IAV is the etiologic agent of influenza, one of the most economically significant diseases of man. The virus causes great morbidity, substantial mortality and has the potential to spread in devastating pandemics. Rapid evolution of IAV persistently complicates the effectiveness of vaccines and therapeutics; presently, there is no effective treatment, and repeated vaccination is necessary against newly circulating strains. A better understanding of the complex host cell pathways co-opted by influenza virus for replication, the means by which the virus gains control and (conversely), the ways in which the cell successfully defends itself, will provide new targets and strategies for antiviral therapy. This information will also be of interest to the biomedical industry and to the general public; IAV is an economically attractive target for the former, and an endless source of interest to the latter.

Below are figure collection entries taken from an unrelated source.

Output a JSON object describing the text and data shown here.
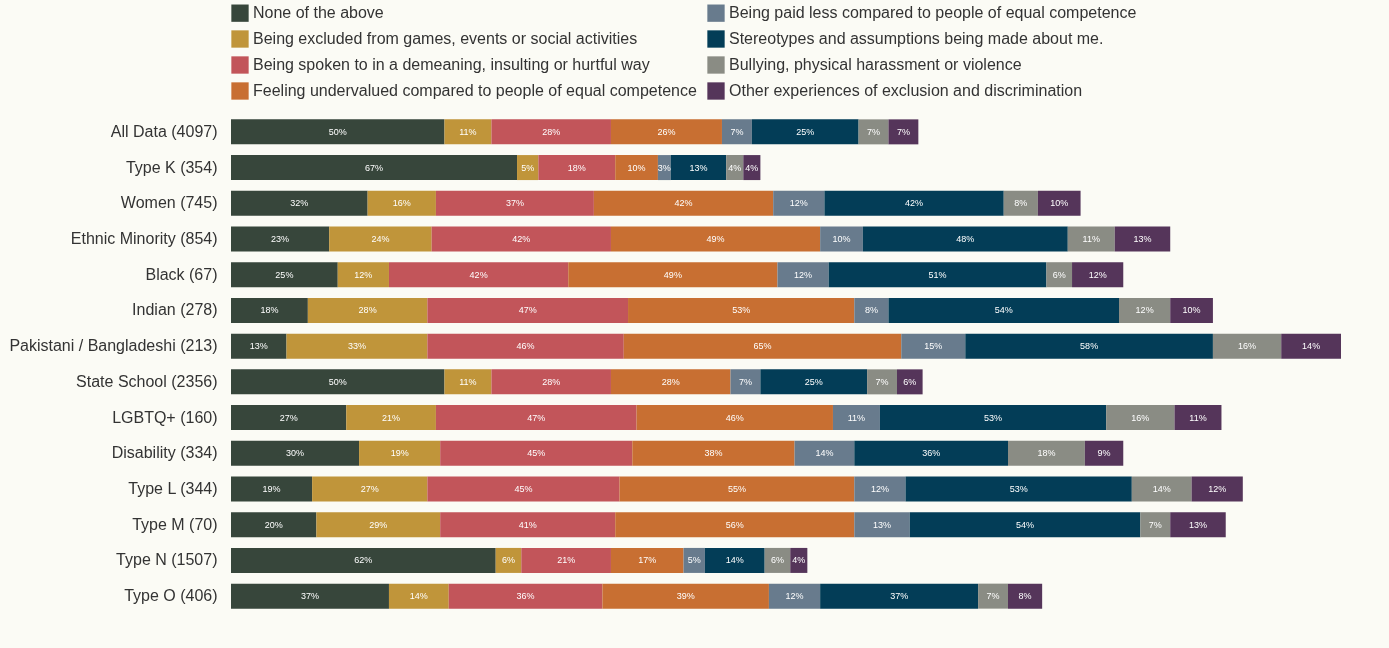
{
  "chart_data": {
    "type": "bar",
    "orientation": "horizontal",
    "stacked": true,
    "tick_labels": "y",
    "legend": "top",
    "categories": [
      "All Data (4097)",
      "Type K (354)",
      "Women (745)",
      "Ethnic Minority (854)",
      "Black (67)",
      "Indian (278)",
      "Pakistani / Bangladeshi (213)",
      "State School (2356)",
      "LGBTQ+ (160)",
      "Disability (334)",
      "Type L (344)",
      "Type M (70)",
      "Type N (1507)",
      "Type O (406)"
    ],
    "series": [
      {
        "name": "None of the above",
        "color": "#37463b",
        "values": [
          50,
          67,
          32,
          23,
          25,
          18,
          13,
          50,
          27,
          30,
          19,
          20,
          62,
          37
        ],
        "value_labels": [
          "50%",
          "67%",
          "32%",
          "23%",
          "25%",
          "18%",
          "13%",
          "50%",
          "27%",
          "30%",
          "19%",
          "20%",
          "62%",
          "37%"
        ]
      },
      {
        "name": "Being excluded from games, events or social activities",
        "color": "#c0953a",
        "values": [
          11,
          5,
          16,
          24,
          12,
          28,
          33,
          11,
          21,
          19,
          27,
          29,
          6,
          14
        ],
        "value_labels": [
          "11%",
          "5%",
          "16%",
          "24%",
          "12%",
          "28%",
          "33%",
          "11%",
          "21%",
          "19%",
          "27%",
          "29%",
          "6%",
          "14%"
        ]
      },
      {
        "name": "Being spoken to in a demeaning, insulting or hurtful way",
        "color": "#c2555a",
        "values": [
          28,
          18,
          37,
          42,
          42,
          47,
          46,
          28,
          47,
          45,
          45,
          41,
          21,
          36
        ],
        "value_labels": [
          "28%",
          "18%",
          "37%",
          "42%",
          "42%",
          "47%",
          "46%",
          "28%",
          "47%",
          "45%",
          "45%",
          "41%",
          "21%",
          "36%"
        ]
      },
      {
        "name": "Feeling undervalued compared to people of equal competence",
        "color": "#c86f32",
        "values": [
          26,
          10,
          42,
          49,
          49,
          53,
          65,
          28,
          46,
          38,
          55,
          56,
          17,
          39
        ],
        "value_labels": [
          "26%",
          "10%",
          "42%",
          "49%",
          "49%",
          "53%",
          "65%",
          "28%",
          "46%",
          "38%",
          "55%",
          "56%",
          "17%",
          "39%"
        ]
      },
      {
        "name": "Being paid less compared to people of equal competence",
        "color": "#687b8d",
        "values": [
          7,
          3,
          12,
          10,
          12,
          8,
          15,
          7,
          11,
          14,
          12,
          13,
          5,
          12
        ],
        "value_labels": [
          "7%",
          "3%",
          "12%",
          "10%",
          "12%",
          "8%",
          "15%",
          "7%",
          "11%",
          "14%",
          "12%",
          "13%",
          "5%",
          "12%"
        ]
      },
      {
        "name": "Stereotypes and assumptions being made about me.",
        "color": "#033d57",
        "values": [
          25,
          13,
          42,
          48,
          51,
          54,
          58,
          25,
          53,
          36,
          53,
          54,
          14,
          37
        ],
        "value_labels": [
          "25%",
          "13%",
          "42%",
          "48%",
          "51%",
          "54%",
          "58%",
          "25%",
          "53%",
          "36%",
          "53%",
          "54%",
          "14%",
          "37%"
        ]
      },
      {
        "name": "Bullying, physical harassment or violence",
        "color": "#8a8c84",
        "values": [
          7,
          4,
          8,
          11,
          6,
          12,
          16,
          7,
          16,
          18,
          14,
          7,
          6,
          7
        ],
        "value_labels": [
          "7%",
          "4%",
          "8%",
          "11%",
          "6%",
          "12%",
          "16%",
          "7%",
          "16%",
          "18%",
          "14%",
          "7%",
          "6%",
          "7%"
        ]
      },
      {
        "name": "Other experiences of exclusion and discrimination",
        "color": "#55355a",
        "values": [
          7,
          4,
          10,
          13,
          12,
          10,
          14,
          6,
          11,
          9,
          12,
          13,
          4,
          8
        ],
        "value_labels": [
          "7%",
          "4%",
          "10%",
          "13%",
          "12%",
          "10%",
          "14%",
          "6%",
          "11%",
          "9%",
          "12%",
          "13%",
          "4%",
          "8%"
        ]
      }
    ]
  }
}
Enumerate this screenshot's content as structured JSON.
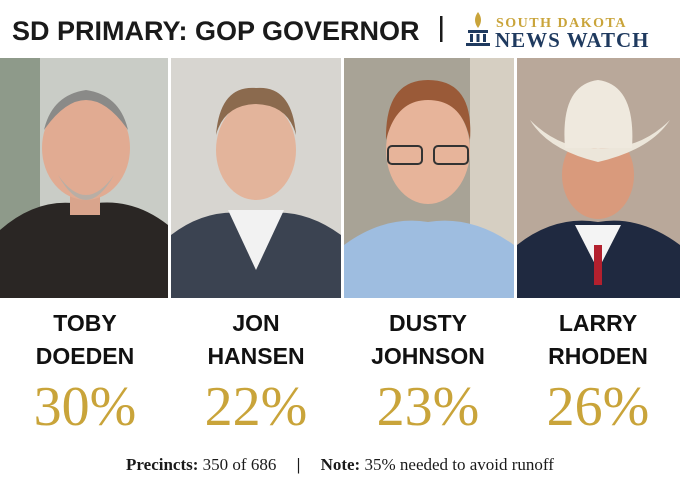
{
  "header": {
    "title": "SD PRIMARY: GOP GOVERNOR",
    "logo_top": "SOUTH DAKOTA",
    "logo_bottom": "NEWS WATCH"
  },
  "candidates": [
    {
      "first": "TOBY",
      "last": "DOEDEN",
      "percent": "30%"
    },
    {
      "first": "JON",
      "last": "HANSEN",
      "percent": "22%"
    },
    {
      "first": "DUSTY",
      "last": "JOHNSON",
      "percent": "23%"
    },
    {
      "first": "LARRY",
      "last": "RHODEN",
      "percent": "26%"
    }
  ],
  "footer": {
    "precincts_label": "Precincts:",
    "precincts_value": "350 of 686",
    "note_label": "Note:",
    "note_value": "35% needed to avoid runoff"
  }
}
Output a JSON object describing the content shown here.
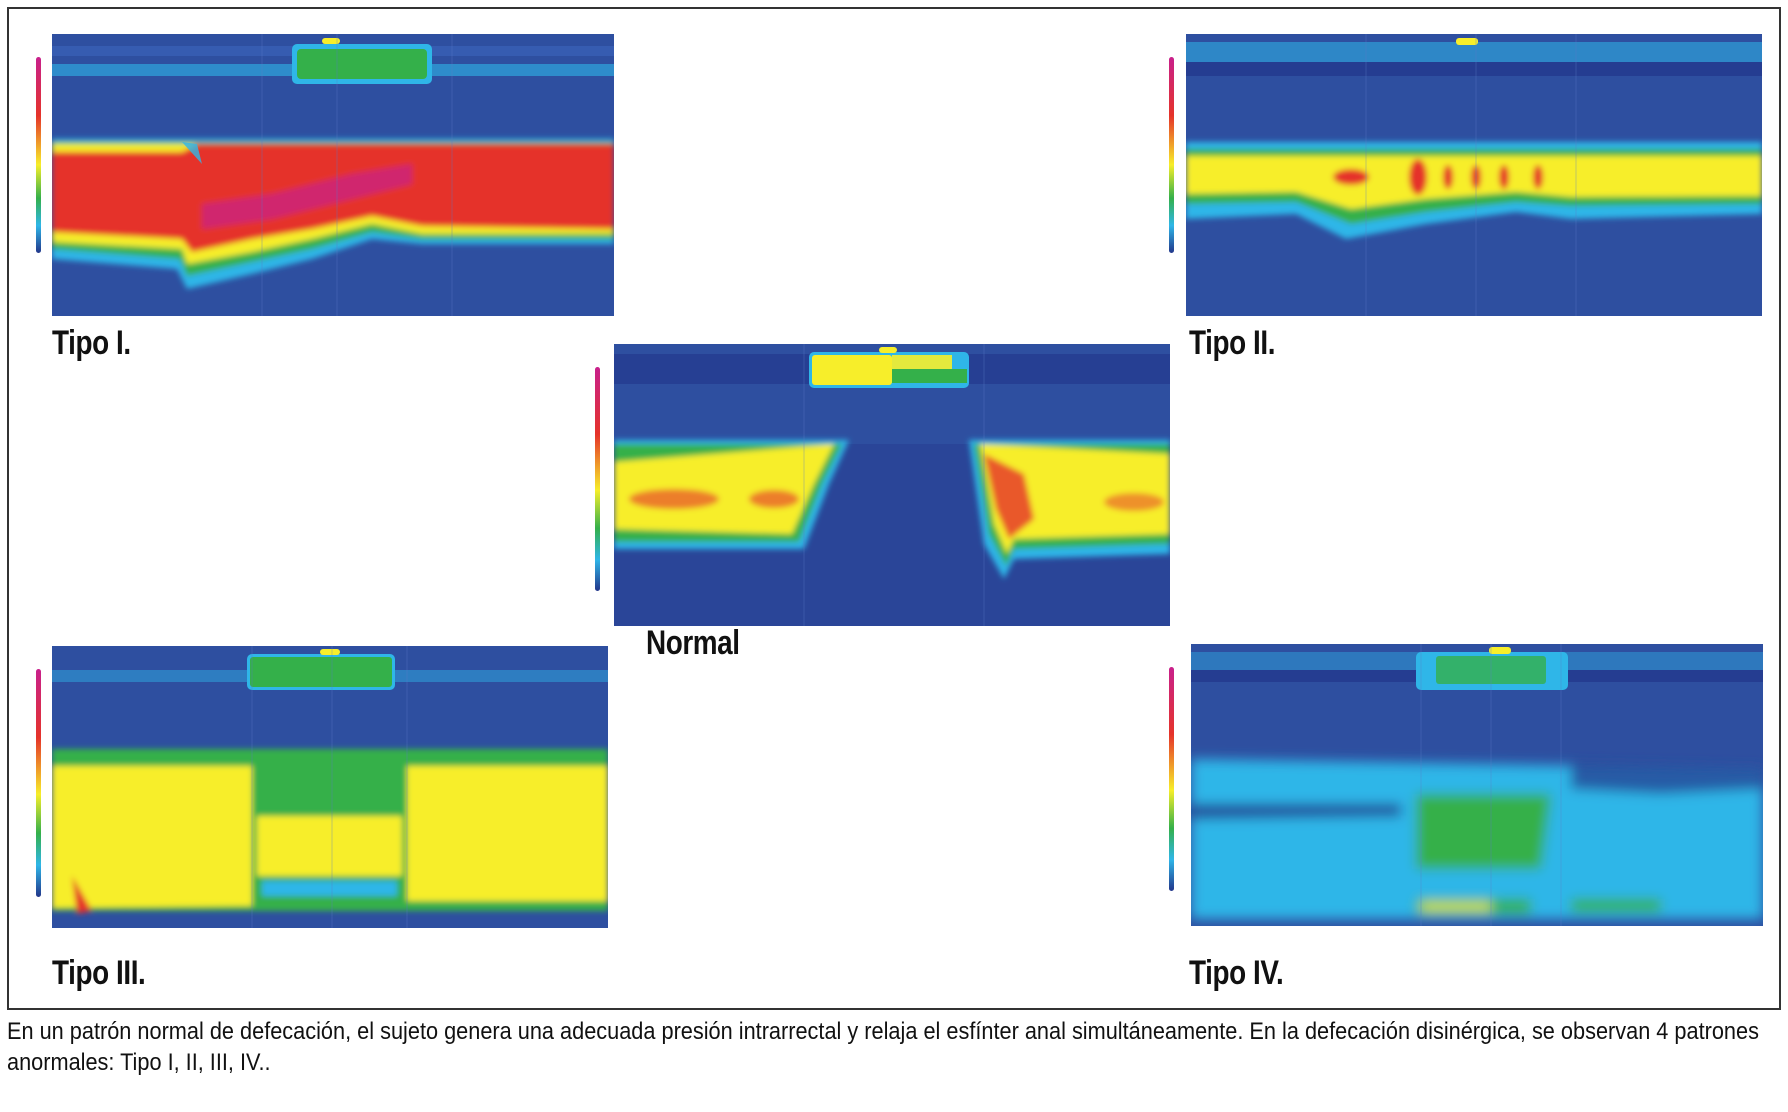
{
  "figure": {
    "panels": [
      {
        "id": "tipo1",
        "label": "Tipo I."
      },
      {
        "id": "tipo2",
        "label": "Tipo II."
      },
      {
        "id": "normal",
        "label": "Normal"
      },
      {
        "id": "tipo3",
        "label": "Tipo III."
      },
      {
        "id": "tipo4",
        "label": "Tipo IV."
      }
    ],
    "caption": "En un patrón normal de defecación, el sujeto genera una adecuada presión intrarrectal y relaja el esfínter anal simultáneamente. En la defecación disinérgica, se observan 4 patrones anormales: Tipo I, II, III, IV..",
    "colors": {
      "background_blue": "#2e4fa0",
      "dark_blue": "#22368a",
      "light_blue": "#2fb6e8",
      "green": "#34b04a",
      "yellow": "#f7ee2a",
      "red": "#e5332a",
      "magenta": "#c8208c"
    }
  }
}
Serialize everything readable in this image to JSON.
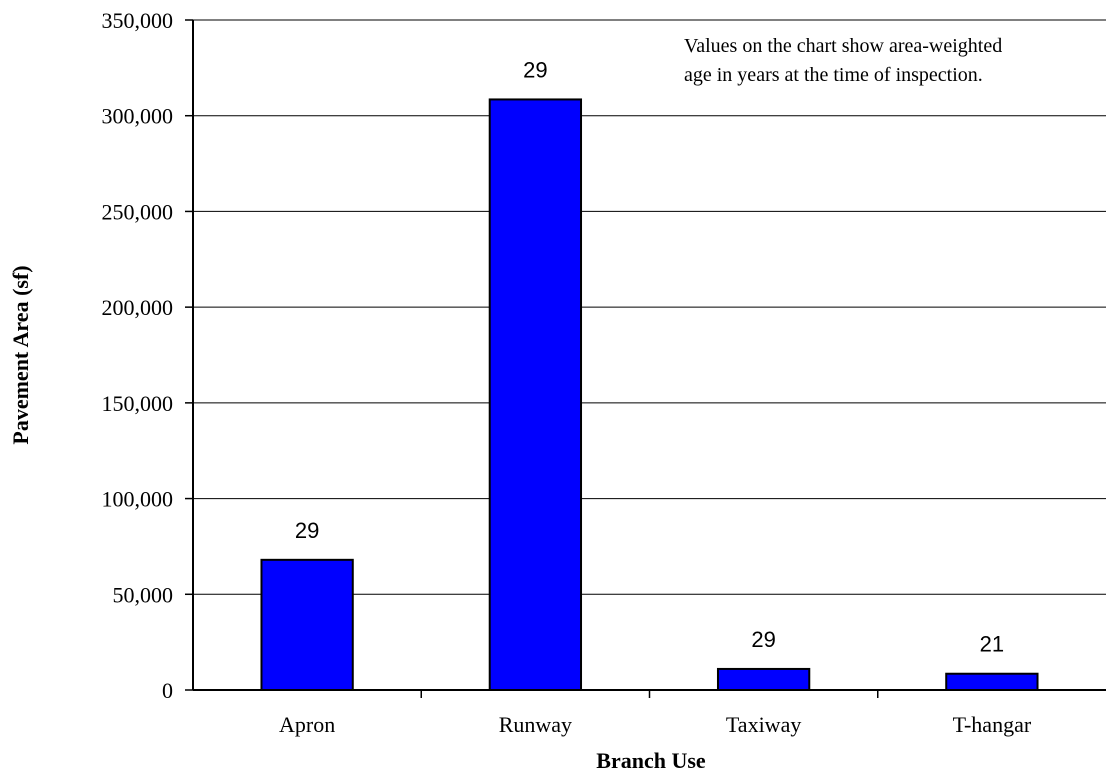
{
  "chart_data": {
    "type": "bar",
    "categories": [
      "Apron",
      "Runway",
      "Taxiway",
      "T-hangar"
    ],
    "values": [
      68000,
      308500,
      11000,
      8500
    ],
    "data_labels": [
      "29",
      "29",
      "29",
      "21"
    ],
    "title": "",
    "xlabel": "Branch Use",
    "ylabel": "Pavement Area (sf)",
    "ylim": [
      0,
      350000
    ],
    "yticks": [
      0,
      50000,
      100000,
      150000,
      200000,
      250000,
      300000,
      350000
    ],
    "ytick_labels": [
      "0",
      "50,000",
      "100,000",
      "150,000",
      "200,000",
      "250,000",
      "300,000",
      "350,000"
    ],
    "grid": true,
    "bar_color": "#0000FF",
    "annotation": [
      "Values on the chart show area-weighted",
      "age in years at the time of inspection."
    ]
  }
}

2. Ribosomal profiling - a new tool in the armoury
Presently, our knowledge of how cells respond to infection, and how the virus counteracts this, is incomplete, particularly at the level of protein synthesis. Furthermore, we know little of how IAV interacts with the host translation apparatus, nor how the cell's translatome is modulated by the many host cell shut off strategies the virus can employ. Ribosomal profiling can provide the ability to rapidly identify specific host factors involved in these pathways, allowing for novel disease intervention strategies. It is a relatively new technique but being increasingly used in the study of translation in healthy and disease states. The progress we have made so far in optimising the system - and the insights will undoubtedly gain during the course of this work - together with the bioinformatics pipeline in development with our collaborator Andrew Firth, leads us to believe that our findings will be of broad use to many others in the field of translation and beyond.

3. Ribosomal profiling - insights into gene expression
Based on published work and our own preliminary work, it is highly likely that the ribosomal profiling studies will identify novel ribosomal pausing signals and unusual examples of translational control and even (potentially) novel genes. All of this information will increase our understanding of the diversity of gene expression in mammalian cells and virus-infected cells. This information will be of wide scientific interest and may have implications in biotechnology and disease.

4. Training and career development.
The grant will provide significant benefit to the careers of the junior staff involved. It will enable Drs Wise and Irigoyen to develop their independent careers, as well as training the junior PDRA at the RI in a wide range of scientific and transferable skills that will benefit their future development. We also anticipate that our internal presentations of the research within our host Institutions will provoke interest in a new technology that will lead to our training other researchers in the technique.